Abell has given inconsistent accounts of what happened before she was taken to a hospital, where an emergency-room doctor removed the phone.

She testified Tuesday on the first day of Gill’s trial that she couldn’t remember how the phone got in her throat, saying she had too much to drink that night.

She said in court that she could not recall writing a statement to police after the incident, in which she said: “I think he thought I’d been talking to other guys. … He took my phone to see who I had been calling.”

The statement added: “If I didn’t want him to see my phone, I would have just thrown it out the window and busted it.”

Much of her testimony centered on her relationship with Gill, of Kansas City, Mo., which started in 2004.

“It was good at first, then it got rocky,” Abell said.


CHICAGO

City law requires paying “living wage”

Brushing aside warnings from Wal-Mart Stores Inc., the City Council approved an ordinance Wednesday that makes Chicago the biggest city in the nation to require big-box retailers to pay a “living wage.”

“It’s trying to get the largest companies in America to pay decent wages,” Alderman Toni Preck winkle said.

The ordinance passed 35-14 after three hours of impassioned debate.

The measure requires mega-retailers with more than $1 billion in annual sales and stores of at least 90,000 square feet to pay workers at least $10 an hour in wages plus $3 in fringe benefits by mid-2010. The current minimum wage in Illinois is $6.50 an hour and the federal minimum is $5.15.

Mayor Richard M. Daley and others warned the living wage proposal would drive jobs and desperately needed development from some of the city’s poorest neighborhoods and lead giants like Wal-Mart to abandon the city.

KABUL, Afghanistan

22 Taliban fighters killed in clashes

Fighting in southern Afghanistan killed 22 suspected Taliban militants, officials said Wednesday, as NATO nations approved expanding the alliance’s peacekeeping force into the region.

Taliban fighters have stepped up attacks this year, triggering the worst violence since the hard-line regime was ousted in 2001 for hosting Osama bin Laden. The bloodshed has raised new fears for Afghanistan’s fragile democracy.

The latest clashes, involving Afghan and U.S.-led coalition troops and air power, occurred Tuesday and Wednesday in two districts of Helmand province, also the hub of Afghanistan’s huge trade in opium and heroin.

MOGADISHU, Somalia

Cargo plane sparks round of allegations

A mysterious Russian-built cargo plane believed to be loaded with weapons landed in this capital Wednesday, setting off a fresh round of allegations that Somalia has become a proxy battle ground for its neighbors Eritrea and Ethiopia.

The United States and other Western powers have cautioned outsiders against meddling in Somalia, which has no single ruling authority and can be manipulated by anyone with money and guns. But there’s little sign the warning has been heeded.

Somalia’s virtually powerless government charged on Wednesday that the Ilyushin-76, only the second flight to land at Mogadishu International Airport in a decade, was packed with land mines, bombs and guns.

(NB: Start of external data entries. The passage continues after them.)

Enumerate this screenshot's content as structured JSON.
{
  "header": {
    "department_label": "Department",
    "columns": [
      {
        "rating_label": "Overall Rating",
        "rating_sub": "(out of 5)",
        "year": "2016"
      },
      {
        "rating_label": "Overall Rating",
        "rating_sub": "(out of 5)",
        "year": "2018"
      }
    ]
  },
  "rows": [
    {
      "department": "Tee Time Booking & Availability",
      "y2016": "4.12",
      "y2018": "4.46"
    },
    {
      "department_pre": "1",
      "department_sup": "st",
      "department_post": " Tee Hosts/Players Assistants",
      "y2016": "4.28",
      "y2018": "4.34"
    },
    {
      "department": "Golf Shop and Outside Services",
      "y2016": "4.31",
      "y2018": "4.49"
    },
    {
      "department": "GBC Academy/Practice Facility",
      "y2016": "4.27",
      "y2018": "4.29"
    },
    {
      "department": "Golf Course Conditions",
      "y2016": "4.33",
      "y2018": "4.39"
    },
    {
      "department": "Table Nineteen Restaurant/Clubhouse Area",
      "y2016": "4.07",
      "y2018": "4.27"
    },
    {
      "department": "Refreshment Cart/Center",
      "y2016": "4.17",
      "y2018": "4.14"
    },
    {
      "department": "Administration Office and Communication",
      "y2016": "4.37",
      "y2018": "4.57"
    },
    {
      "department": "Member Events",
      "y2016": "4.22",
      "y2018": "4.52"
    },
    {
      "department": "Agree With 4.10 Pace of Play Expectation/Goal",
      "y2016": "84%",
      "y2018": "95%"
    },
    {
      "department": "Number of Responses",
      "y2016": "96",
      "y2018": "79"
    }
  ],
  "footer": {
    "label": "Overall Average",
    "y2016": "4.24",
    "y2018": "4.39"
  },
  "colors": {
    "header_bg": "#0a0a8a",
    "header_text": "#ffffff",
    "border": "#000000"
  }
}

It said the shipment had come from Eritrea, which supports the Islamic militia that has seized the capital along with most of southern Somalia.

WASHINGTON

Adjustments designed to boost tutoring

The Bush administration says it again will bend the rules of the No Child Left Behind law, intending to get thousands more poor children into tutoring.

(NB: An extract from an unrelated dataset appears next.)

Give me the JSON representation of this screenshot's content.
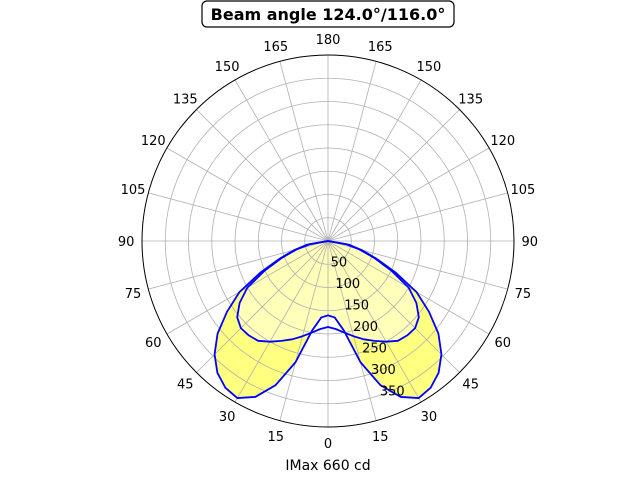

The Education Department said Wednesday it would expand two experiments that early signs indicate have helped more children get into tutoring. The step is an attempt to address a major snag under the 2002 law.

Only 10 percent to 20 percent of the more than 1 million poor children eligible for tutoring have signed up.

The policy changes are part of a pattern of enforcement by Education Secretary Margaret Spellings. She wants to show she can adapt – waiving rules to get more kids in tutoring – and yet be tough on states that do not comply, by threatening to pull federal money.